Daisies come in a wide range of varieties, all with different plant heights, foliage textures and blossom colors. Gardeners love daisies for their generally low maintenance nature, using them as bedding plants, accent pieces and in wildflower gardens where they're allowed to reseed themselves. Several general management guidelines apply to all types of daisies and can help you maintain and cultivate a lush and colorful daisy flower collection.
Select a gardening location. All daisies thrive in full sunlight and well-drained soil.
Prepare the gardening area. Clear away any existing surface vegetation. Use a spade to breakup the soil to a minimum depth of 6 inches. Stir in 3 to 4 inches of aged compost to improve the condition of the soil and increase water retention.
Sow the daisy seeds. Scatter the seeds across the soil surface at a rate of three to four seeds per square inch of soil. Rake the soil to very lightly cover the seeds. Daisy seeds require light to germinate, and burying them deeper in the soil will create poor germination rates.
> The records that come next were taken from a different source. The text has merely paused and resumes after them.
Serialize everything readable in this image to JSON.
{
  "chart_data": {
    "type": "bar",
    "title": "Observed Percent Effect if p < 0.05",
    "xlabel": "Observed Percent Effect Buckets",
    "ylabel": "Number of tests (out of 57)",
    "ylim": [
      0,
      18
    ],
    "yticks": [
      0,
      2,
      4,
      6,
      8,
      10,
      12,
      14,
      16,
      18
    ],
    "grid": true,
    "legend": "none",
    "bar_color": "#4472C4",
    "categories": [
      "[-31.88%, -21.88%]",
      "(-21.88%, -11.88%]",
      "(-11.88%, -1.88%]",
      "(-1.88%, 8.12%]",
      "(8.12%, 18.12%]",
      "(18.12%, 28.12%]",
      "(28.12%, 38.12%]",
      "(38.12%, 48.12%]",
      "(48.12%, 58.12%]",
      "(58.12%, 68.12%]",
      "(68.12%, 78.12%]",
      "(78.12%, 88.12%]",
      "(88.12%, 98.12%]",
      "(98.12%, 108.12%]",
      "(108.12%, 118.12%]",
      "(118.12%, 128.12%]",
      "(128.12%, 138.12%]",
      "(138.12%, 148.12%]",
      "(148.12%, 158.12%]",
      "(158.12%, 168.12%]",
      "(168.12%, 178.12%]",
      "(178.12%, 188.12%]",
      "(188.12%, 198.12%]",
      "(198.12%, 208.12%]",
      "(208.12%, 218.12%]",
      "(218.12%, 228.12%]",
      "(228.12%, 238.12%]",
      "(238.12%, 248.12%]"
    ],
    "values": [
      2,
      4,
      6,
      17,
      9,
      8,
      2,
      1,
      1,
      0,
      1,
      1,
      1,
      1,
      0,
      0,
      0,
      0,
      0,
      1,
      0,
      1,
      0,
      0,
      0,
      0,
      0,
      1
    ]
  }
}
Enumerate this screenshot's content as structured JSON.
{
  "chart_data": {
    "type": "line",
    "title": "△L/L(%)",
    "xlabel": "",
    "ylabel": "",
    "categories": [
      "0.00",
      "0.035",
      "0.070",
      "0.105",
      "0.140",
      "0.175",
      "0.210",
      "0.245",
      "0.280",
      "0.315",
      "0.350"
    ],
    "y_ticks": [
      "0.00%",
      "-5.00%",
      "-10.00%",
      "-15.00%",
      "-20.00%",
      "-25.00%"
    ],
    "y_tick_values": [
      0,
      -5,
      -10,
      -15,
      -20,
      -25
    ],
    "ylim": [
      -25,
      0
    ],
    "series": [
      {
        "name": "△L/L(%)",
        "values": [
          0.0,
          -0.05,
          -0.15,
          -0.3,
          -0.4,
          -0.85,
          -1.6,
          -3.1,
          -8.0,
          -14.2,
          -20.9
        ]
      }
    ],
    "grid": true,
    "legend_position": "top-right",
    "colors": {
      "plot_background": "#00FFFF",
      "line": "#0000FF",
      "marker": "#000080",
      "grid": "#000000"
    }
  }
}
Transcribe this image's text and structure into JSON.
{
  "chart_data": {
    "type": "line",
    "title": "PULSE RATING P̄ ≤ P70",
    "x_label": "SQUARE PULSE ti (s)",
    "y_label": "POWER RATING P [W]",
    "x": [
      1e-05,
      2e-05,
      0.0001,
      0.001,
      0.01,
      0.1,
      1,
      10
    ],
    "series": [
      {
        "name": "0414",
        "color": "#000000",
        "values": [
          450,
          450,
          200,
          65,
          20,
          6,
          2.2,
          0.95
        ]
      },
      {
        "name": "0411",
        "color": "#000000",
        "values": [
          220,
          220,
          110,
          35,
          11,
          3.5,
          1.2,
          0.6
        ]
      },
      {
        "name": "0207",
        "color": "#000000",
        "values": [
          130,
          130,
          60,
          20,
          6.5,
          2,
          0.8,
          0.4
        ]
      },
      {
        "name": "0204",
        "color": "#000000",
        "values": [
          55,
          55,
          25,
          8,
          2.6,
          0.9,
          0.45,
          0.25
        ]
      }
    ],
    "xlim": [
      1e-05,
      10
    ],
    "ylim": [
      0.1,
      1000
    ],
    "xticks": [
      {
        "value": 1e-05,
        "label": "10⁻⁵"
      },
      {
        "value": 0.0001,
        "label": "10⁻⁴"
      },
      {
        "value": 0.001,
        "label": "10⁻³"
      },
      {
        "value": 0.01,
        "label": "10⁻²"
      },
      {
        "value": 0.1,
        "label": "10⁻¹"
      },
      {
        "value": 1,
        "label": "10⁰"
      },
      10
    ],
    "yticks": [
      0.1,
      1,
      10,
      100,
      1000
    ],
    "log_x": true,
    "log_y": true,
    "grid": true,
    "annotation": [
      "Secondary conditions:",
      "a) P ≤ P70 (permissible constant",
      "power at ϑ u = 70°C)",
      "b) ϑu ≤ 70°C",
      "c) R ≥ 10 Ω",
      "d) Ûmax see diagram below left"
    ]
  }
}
Water the garden area twice daily or as necessary to keep the soil surface moist. The daisy seeds will typically germinate within two to three weeks, depending on the variety. For example, Cornell University Extension says painted daisies germinate in as little as seven days, while Texas A&M University Extension lists the germination time for Shasta daisies as up to 30 days.
Reduce watering once the seeds have germinated. Apply water to soak the soil to a depth of 6 inches, then resist watering until the first 2 inches of soil has dried to the touch.
Pinch back the daisy plant once it reaches a height of 6 inches by plucking off the growing tip of the plant. This encourages a bushier appearance, according to Cornell University Extension.
Fertilize the daisy plants two weeks after the seeds have germinated. Auburn University Extension recommends applying a 15-15-18 or 15-16-17 (nitrogen-phosphorus-potassium) fertilizer, spreading the fertilizer at the rate listed on its label since potency varies by product.